Loquitur

How should we celebrate Columbus Day?

Christopher Columbus is attributed for discovering the Americas. Photo from Wikimedia Commons.

This past Monday, students were given the day off for the dean’s fall holiday. We students are facing midterms and busy social lives. A day off is much needed.

Once again, deans fall holiday coincides with Columbus Day. Columbus day began to be celebrated in some countries for about 200 years. it became a national holiday in the united states in the 1930s.

Columbus Day commemorates Christopher Columbus “discovering” the Americas in 1942. This is celebrated the second Monday of October every year.

From very young, students are taught that Columbus traveled across the ocean to reach the East Indies.

In elementary school, we were taught that Columbus was a thought-leader in believing the Earth was round; in actuality, many people, at the time, acknowledged the Earth was round. Columbus instead thought the Earth was much smaller than most other people believed and that is why he attempted to sail across the globe to the East Indies.

Though we have this day marked in our calendars, many people are wondering if we should still celebrate this day. People debate e if he is even relevant because he obviously did not discover America. Others disagree with the holiday because of the violent consequences of his arrival. The fact is people were already living in North America and still are today. The violence of our past is shown through many of the holidays that are celebrated.

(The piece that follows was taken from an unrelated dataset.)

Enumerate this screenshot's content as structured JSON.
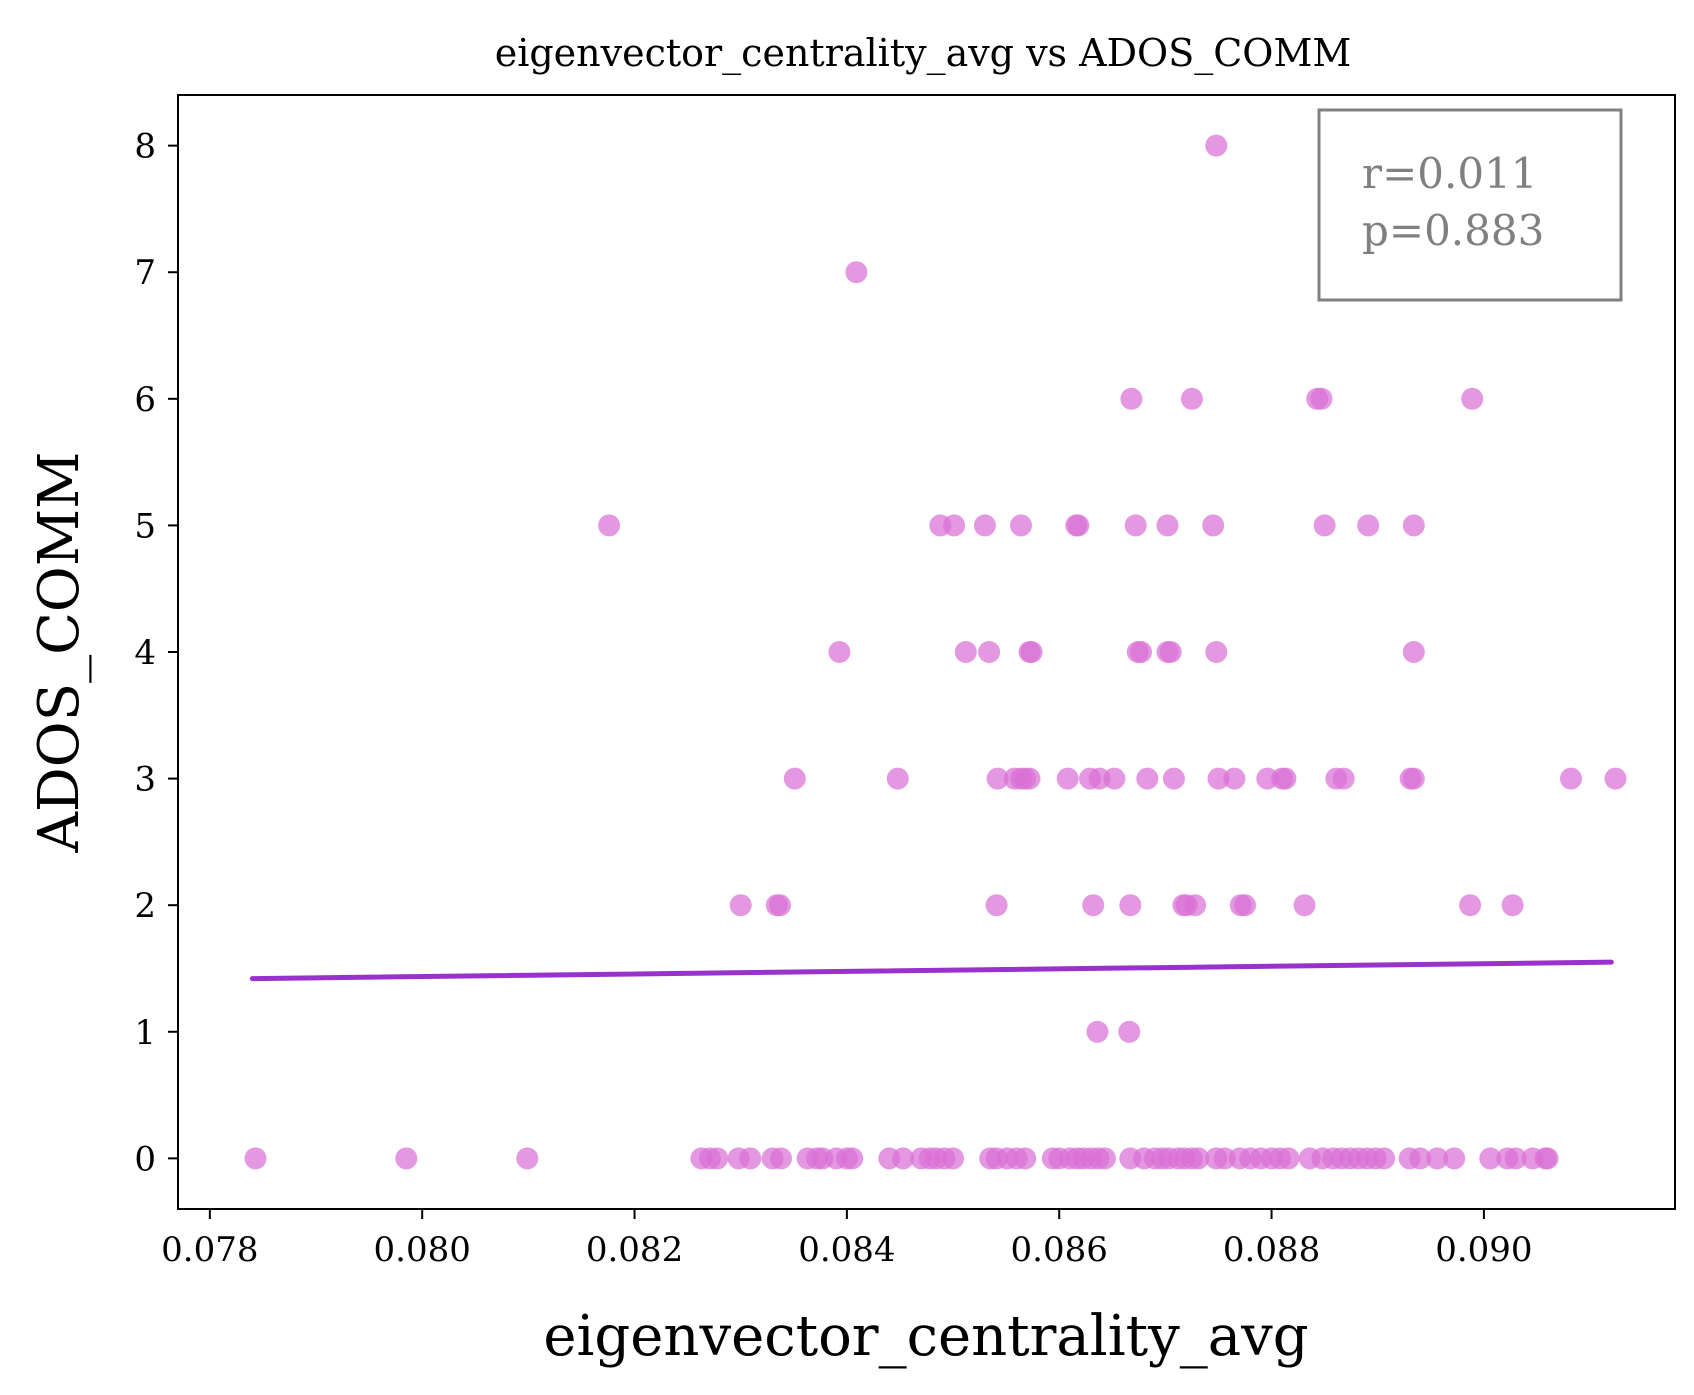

Places such as Vermont, Alaska, Minneapolis and more celebrate Indigenous People’s Day instead.

This is a celebration of Native Americans who were the first people in America. There were many unjust actions done to Native Americans at that time. These locations point to the subjugation of Native Americans that started with Columbus arrival. Loquitur proposes that we focus on one aspect of Columbus’s voyage that has relevance to us today.

Another way to think of Columbus is to think about the mission he took rather than the actions. More of us need to take courageous missions like Columbus. He traveled the world with himself and his crew; we, as the millennial generation, need take big steps and discover. We need to help the world continue to grow.

We are able to continue to grow and receive an education because of another immigrant who traveled from Italy to the U.S., Mother Cabrini, who is the patron saint of immigrants. She did not flee Italy to prove others wrong but to better the lives of many.

Mother Cabrini’s feast day is celebrated on November 13 but is not a nationally known holiday. Mother Cabrini originally wanted to be a missionary of China but was sent to the states instead. She went this way to care for the children of Italy.

When she arrived, she accomplished so much more than Columbus ever did. She went to the states to help Italian children and immigrants there. We all need to be more like mother Cabrini and celebrate her legacy daily.

With everything that has recently happened in America, we should not be celebrating but fighting for those who come here for a better life. There has been so much iniquity done that it is only right to focus on how we could make things better.

America the beautiful. America the great. There are so many opportunities and so much hope in this world we can give each other a hand day by day.

Work together and, rather than focusing on why Columbus Day should not be celebrated, look for courageousness in others.

Celebrate each other and discover.

Take the negatives out of a situation and bring forth the positives during these times. The more steps we take to move forward, the better things will be.